Numerous Internet resources are available to assist families, teachers, friends, and youth workers to helping children with their reactions to the traumatic events they have now heard and seen repeatedly on television. Indeed, the news organizations themselves are providing information on their websites to help children deal with the facts and images of disaster.

Helping Children After a Disaster, http://www.aacap.org/publications/factsfam/disaster.htm, a fact sheet by the American Academy of Child and Adolescent Psychiatry, notes that a child’s reaction to a catastrophe depends on the parents’ responses, how much the child has seen, and the age of the child. In the Facts for Families series, Number 36 notes changes in a child’s behavior that may indicate more serious reactions to violence and refers to other topics in the series as well as recommended readings. The 81 Fact Sheets are available in English, Spanish, German, and French.

The Parent Encouragement Program website offers suggestions for helping children cope with this specific tragedy at http://www.parentencouragement.org/pepmsg.html. Recommendations include being available, monitoring the news coverage children watch, communicating to interpret children’s observations, reassuring children, continuing routine schedules, focusing on what can be done for others.

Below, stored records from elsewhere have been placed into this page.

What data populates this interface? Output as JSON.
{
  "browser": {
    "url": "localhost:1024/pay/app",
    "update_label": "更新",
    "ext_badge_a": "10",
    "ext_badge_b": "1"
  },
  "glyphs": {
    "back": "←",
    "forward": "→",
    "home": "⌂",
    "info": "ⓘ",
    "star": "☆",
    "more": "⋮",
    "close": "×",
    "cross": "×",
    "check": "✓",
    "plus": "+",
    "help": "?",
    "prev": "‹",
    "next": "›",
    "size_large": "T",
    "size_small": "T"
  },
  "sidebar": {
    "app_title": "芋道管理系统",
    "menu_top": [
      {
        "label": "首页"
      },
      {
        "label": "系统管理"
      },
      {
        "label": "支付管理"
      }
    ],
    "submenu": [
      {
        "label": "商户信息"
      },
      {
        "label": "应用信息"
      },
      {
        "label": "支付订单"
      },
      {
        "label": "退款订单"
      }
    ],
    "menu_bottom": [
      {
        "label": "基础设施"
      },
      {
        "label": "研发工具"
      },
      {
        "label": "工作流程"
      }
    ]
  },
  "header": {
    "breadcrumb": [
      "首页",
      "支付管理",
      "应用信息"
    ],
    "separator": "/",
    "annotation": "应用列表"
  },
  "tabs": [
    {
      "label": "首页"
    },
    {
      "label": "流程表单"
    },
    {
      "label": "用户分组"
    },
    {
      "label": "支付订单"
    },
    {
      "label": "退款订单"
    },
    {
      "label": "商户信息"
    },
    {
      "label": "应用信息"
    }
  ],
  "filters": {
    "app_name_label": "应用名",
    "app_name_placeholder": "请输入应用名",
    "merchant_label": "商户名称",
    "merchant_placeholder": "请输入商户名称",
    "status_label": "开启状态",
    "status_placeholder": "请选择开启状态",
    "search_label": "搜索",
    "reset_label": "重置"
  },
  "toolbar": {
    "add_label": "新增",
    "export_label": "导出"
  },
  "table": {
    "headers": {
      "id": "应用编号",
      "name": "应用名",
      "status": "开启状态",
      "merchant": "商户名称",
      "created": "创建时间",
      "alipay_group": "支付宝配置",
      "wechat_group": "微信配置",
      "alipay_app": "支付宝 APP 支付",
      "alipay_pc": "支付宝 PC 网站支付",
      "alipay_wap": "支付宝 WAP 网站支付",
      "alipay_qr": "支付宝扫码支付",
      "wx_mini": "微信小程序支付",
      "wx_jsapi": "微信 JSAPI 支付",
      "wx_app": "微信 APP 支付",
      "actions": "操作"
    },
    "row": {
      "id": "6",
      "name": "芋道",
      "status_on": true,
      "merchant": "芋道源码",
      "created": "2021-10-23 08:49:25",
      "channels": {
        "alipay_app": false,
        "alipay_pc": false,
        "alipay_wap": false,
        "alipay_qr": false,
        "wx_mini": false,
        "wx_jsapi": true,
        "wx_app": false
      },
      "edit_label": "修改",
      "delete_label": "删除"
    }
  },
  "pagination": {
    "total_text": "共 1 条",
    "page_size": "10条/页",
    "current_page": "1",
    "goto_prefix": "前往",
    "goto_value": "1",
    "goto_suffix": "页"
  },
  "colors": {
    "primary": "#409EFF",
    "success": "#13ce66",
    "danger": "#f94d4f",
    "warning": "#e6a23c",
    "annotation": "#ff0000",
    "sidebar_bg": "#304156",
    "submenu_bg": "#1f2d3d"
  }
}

Although the focus of many activities and priorities of both individuals and government may have changed in a single day, CWLA colleagues are responding to this awful series of events with a revulsion that is being balanced by a consistent level of compassion. It is now even more important for us to support each other and to stay focused on our mission of making this a better world for children. That challenge may have become more difficult, but our resolve has grown stronger.